Monday, 23 September 2024

Elvis Presley: "(Now and Then) There's a Fool Such as I" / "I Need Your Love Tonight"


It is official: I am sick of Elvis Presley. Although it helps that I'm not overly fussed by either side of this his eighth Canadian number one hit, The King could have released the best 7" single of his life and it still wouldn't have mattered a whole lot to me. 
In lieu of a review (I can't even), here are my thoughts on what he should have done to keep the doldrums at bay. I present them as pieces of advice that I wish I could have given.

1) Ditch the Crooked Manager. Let's commence with the low hanging fruit. Colonel Tom Parker isn't your mate, he isn't like a second father to you and he doesn't have your best interests in mind. He's trying to suck every last penny out of you because he's a carny loser who lucked out when he managed to stick his claws in you. Extricating yourself won't be easy but it'll be well worth it.

2) While You're at It, Say Farewell to The Jordaniares Too. Tell 'em that it's has been a slice but it's time you all moved on. Wish them well too. Buy 'em all Cadillacs or something while you're at it as a token of your appreciation. Hell, leave the door open for a possible reunion down the road but for now you're better off without them. They're great a vocal group but you've got more than enough out of them. In fact, they're holding you back. While not the sole problem with your recordings of late, they represent your music being mired in the same old same old. It's great that you're a straight up loyal guy but there are times you gots to cut the dead weight loose. Though you might want to put it to them a little more delicately.

3) Get Into Some Other Kinds of Music. All that cash you've been making the last four years could be used for all sorts of investments and toys and indulgences but set aside a healthy percentage each month for new singles and albums. Get imports from Europe too. Jazz, classical, opera, spoken word, comedy, R&B, country, folk, you name it. Soak it all in. Listening to Paul Anka all the time I'm sure has its merits — even though I can't think of any myself — but your art will benefit by exploring what is out there, especially on the fringes.

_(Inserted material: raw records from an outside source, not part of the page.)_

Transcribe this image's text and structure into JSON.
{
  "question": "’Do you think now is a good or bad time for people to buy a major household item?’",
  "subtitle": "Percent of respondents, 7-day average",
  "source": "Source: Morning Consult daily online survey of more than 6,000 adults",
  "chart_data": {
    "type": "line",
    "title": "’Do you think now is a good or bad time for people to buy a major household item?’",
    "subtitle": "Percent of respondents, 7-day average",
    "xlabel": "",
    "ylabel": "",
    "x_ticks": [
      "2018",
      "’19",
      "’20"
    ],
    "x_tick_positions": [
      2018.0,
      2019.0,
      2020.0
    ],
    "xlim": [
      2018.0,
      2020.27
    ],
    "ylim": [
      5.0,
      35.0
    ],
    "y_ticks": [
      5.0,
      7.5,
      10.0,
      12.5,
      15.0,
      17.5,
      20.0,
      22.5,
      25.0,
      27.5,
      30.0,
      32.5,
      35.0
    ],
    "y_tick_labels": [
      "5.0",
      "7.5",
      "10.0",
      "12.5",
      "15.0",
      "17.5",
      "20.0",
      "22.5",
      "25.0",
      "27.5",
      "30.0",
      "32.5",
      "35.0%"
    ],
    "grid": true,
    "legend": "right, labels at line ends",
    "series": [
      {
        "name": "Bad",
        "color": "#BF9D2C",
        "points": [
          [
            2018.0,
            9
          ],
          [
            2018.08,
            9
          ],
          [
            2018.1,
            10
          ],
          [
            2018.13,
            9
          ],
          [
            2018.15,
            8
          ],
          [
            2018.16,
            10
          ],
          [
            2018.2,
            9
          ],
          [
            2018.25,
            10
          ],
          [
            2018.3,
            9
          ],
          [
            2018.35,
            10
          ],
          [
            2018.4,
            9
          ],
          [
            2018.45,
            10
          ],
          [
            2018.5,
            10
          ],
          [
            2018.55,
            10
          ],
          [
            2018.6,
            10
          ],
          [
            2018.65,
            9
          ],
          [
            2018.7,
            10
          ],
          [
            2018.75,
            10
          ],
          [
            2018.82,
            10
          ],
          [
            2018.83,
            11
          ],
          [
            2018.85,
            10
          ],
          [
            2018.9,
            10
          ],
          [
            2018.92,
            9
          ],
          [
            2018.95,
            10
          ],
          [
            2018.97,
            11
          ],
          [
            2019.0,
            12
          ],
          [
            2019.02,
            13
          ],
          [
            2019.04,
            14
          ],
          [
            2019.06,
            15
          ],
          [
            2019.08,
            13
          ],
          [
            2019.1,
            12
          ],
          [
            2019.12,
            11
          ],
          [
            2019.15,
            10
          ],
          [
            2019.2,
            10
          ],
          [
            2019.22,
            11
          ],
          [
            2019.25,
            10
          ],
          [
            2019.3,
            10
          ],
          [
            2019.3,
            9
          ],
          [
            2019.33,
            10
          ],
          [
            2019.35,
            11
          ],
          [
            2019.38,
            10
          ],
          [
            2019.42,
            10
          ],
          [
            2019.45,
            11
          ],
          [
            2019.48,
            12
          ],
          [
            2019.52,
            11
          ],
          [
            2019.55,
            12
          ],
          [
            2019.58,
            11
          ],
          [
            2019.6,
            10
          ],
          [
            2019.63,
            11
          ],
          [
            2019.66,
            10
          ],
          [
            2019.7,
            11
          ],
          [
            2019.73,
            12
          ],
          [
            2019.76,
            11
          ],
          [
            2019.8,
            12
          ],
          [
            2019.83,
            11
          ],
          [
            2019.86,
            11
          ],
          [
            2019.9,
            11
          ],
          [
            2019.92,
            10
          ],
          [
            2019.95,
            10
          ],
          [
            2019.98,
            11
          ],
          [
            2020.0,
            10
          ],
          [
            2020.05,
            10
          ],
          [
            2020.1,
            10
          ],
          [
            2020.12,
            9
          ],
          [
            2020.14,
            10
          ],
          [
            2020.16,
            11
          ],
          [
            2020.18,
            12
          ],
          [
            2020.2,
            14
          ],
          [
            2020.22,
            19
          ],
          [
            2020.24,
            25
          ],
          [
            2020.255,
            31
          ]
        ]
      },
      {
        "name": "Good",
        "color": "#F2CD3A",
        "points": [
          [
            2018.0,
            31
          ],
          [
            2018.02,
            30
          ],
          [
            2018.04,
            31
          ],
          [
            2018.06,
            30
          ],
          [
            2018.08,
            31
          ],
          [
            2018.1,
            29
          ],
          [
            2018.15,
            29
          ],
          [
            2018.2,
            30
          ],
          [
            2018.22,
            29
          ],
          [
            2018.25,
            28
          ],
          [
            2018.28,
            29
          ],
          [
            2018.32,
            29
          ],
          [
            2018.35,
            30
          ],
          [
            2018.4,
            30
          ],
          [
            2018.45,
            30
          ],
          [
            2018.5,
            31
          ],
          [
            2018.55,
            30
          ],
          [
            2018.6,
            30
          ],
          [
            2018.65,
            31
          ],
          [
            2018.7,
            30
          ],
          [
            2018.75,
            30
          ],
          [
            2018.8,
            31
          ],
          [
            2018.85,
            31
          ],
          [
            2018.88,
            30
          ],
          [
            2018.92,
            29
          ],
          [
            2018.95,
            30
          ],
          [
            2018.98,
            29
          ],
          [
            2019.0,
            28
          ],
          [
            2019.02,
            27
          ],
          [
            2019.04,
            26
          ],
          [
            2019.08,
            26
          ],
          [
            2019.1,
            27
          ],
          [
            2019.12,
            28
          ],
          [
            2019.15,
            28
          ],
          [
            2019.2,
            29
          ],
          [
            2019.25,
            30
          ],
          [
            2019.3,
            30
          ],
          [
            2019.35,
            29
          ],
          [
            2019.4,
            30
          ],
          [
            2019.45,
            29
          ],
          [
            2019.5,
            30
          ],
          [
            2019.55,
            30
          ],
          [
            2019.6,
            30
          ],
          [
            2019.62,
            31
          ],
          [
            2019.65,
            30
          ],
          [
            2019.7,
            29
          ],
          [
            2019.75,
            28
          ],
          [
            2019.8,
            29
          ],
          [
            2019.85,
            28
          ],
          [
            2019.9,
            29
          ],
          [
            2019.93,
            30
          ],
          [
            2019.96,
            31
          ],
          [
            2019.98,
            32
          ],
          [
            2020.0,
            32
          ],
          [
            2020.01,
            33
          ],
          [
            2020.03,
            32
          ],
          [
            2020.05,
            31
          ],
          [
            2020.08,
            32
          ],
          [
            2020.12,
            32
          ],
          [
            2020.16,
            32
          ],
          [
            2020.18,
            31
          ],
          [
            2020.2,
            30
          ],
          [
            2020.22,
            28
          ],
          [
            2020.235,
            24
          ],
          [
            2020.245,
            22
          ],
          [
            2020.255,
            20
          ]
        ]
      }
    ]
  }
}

Then you'll be able to plunder these new sounds and make mint off of them.

4) See the World. Perhaps this has been an upside to your military service but you'd be able to experience a great deal more if you'd go on a world tour and take holidays abroad. Yes, you're world famous but it would still be possible to travel. Hell, even if you don't care for the food in other countries and find their customs baffling, at least you'll come back to the States refreshed and ready to get back to work.

5) If You're Going to Stay Away Then Stay Away. But spare us the detritus that was dashed off in the studio while your induction approached. Not only was very little care placed into the recordings but you sound like your growth has been stunted. Also, let your fans miss you for a while. It's not as if they don't know you've been posted to Germany. They'll look forward to your return a whole lot more if you're actually gone and not throwing them a bone every so often with a lame "new" single.

6) Never Let Hollywood Become the Focal Point. You know how movie stars only ever dabble in music? Well, follow their lead. What you do best should come first. Motion pictures are meant to be fun and so you ought to keep 'em that way by being selective about the roles you choose. But your real job in the studio, on stage and at home with your piano and/or guitar and don't you bloody forget it!

7) Work on Your Songwriting (or, Failing That, Scout Some of the Up and Coming Talent). The nimrods out there who will one day say they hate your music because you didn't write any of it have never had a point. And, yet, you'd be well-advised to try your hand at composing, even if only to get a better grasp of your music. It's time you took control and stopped relying on others to call the shots. All those people who use you need you far more than you need them. Also, songwriting might get the creative juices flowing. Get a collaborator. And use all that new music you've been acquiring (see point 3) to help you seek out others to gift you stronger material.

8) And for the Love of God, Do Better! This last one is a combination of all of the above. One of your biggest fans in a port city called Liverpool will one day say that you died when you went into the army and many will agree even if they will not want to admit it. Prove that grumpy Scouse wrong dammit! Show him that you're The King because you're all powerful and command respect and no one can touch you, not because you're on the fast track to becoming as fat and bloated a mess as Henry VIII.